Nordic payments group Nets is planning to merge with German peer Concardis, in a reported $6bn transaction.
The two companies announced that Concardis would merge with Nets, to form a company with €1.3bn (£1.1bn) of annual net revenue. The deal will create a business with 2018 earnings before interest, tax, depreciation and amortization of €500m ($587m) on revenue and 3,500 staff. The merger is priced at roughly $6bn according to a report by Reuters.
Private equity giants Advent and Bain, who own Germany-based Concardis, will swap their holdings in Concardis for Nets shares. Their peer Hellman & Friedman, which backs the Scandinavia-headquartered Nets, will see its holding diluted.
Advent and Bain formerly owned Nets as well as Concardis, before listing the business in 2016. Hellman & Friedman took it private again earlier this year, though Advent and Bain remained minority investors.
Nets is a trusted partner to more than 300,000 merchants, including 30,000 online merchants, more than 240,000 enterprises and over 240 banks across the Nordic and Baltic regions.
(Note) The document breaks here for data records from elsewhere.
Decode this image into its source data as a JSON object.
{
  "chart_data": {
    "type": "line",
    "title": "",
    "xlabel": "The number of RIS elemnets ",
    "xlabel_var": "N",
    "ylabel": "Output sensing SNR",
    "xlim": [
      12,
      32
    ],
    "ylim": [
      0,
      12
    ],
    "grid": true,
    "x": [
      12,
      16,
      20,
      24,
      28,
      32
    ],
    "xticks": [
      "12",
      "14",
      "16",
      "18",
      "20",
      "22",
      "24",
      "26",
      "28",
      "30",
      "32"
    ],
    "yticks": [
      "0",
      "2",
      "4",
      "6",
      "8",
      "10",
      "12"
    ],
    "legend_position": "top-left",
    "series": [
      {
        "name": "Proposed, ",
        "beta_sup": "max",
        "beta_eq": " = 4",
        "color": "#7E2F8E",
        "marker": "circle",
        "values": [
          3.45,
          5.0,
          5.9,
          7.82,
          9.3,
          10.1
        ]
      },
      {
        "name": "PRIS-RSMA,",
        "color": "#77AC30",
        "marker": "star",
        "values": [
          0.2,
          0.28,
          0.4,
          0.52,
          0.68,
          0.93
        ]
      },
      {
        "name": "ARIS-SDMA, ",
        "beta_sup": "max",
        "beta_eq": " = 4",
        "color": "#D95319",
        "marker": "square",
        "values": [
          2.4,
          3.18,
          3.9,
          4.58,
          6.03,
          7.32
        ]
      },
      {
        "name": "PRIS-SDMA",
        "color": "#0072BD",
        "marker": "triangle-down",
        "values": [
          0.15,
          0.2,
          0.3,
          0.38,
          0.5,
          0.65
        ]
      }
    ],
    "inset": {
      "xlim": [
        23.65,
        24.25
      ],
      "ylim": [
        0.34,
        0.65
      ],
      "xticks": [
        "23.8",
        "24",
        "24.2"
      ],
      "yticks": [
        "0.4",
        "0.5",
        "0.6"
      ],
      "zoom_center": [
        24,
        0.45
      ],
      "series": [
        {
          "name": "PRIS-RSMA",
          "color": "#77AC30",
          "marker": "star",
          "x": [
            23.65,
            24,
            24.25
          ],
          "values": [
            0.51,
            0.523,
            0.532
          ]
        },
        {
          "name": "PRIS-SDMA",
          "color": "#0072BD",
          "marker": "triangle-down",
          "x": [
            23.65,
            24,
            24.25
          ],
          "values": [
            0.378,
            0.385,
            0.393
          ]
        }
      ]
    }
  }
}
Its services for merchants include Storebox, the digital receipt and loyalty solution, an option to tailor offerings to their customers, its MyPayment App that gives the user relevant data and insights about their customers, and Dynamic Currency Conversion (DCC) that lets merchants’ customers pay in their own currency when travelling abroad.
In 2017, Nets’ Merchant Services acquired approximately two billion card transactions from international branded cards with a transaction value of around DKK 528bn.
With increase3d regaultion pushing payments companies to invest in compliance, many have been forced to consolidate.
Worldline recently bought Switzerland’s Six Payment Services, while London-based FinTech investor Anacap bought out e-commerce specialist Heidelpay last year.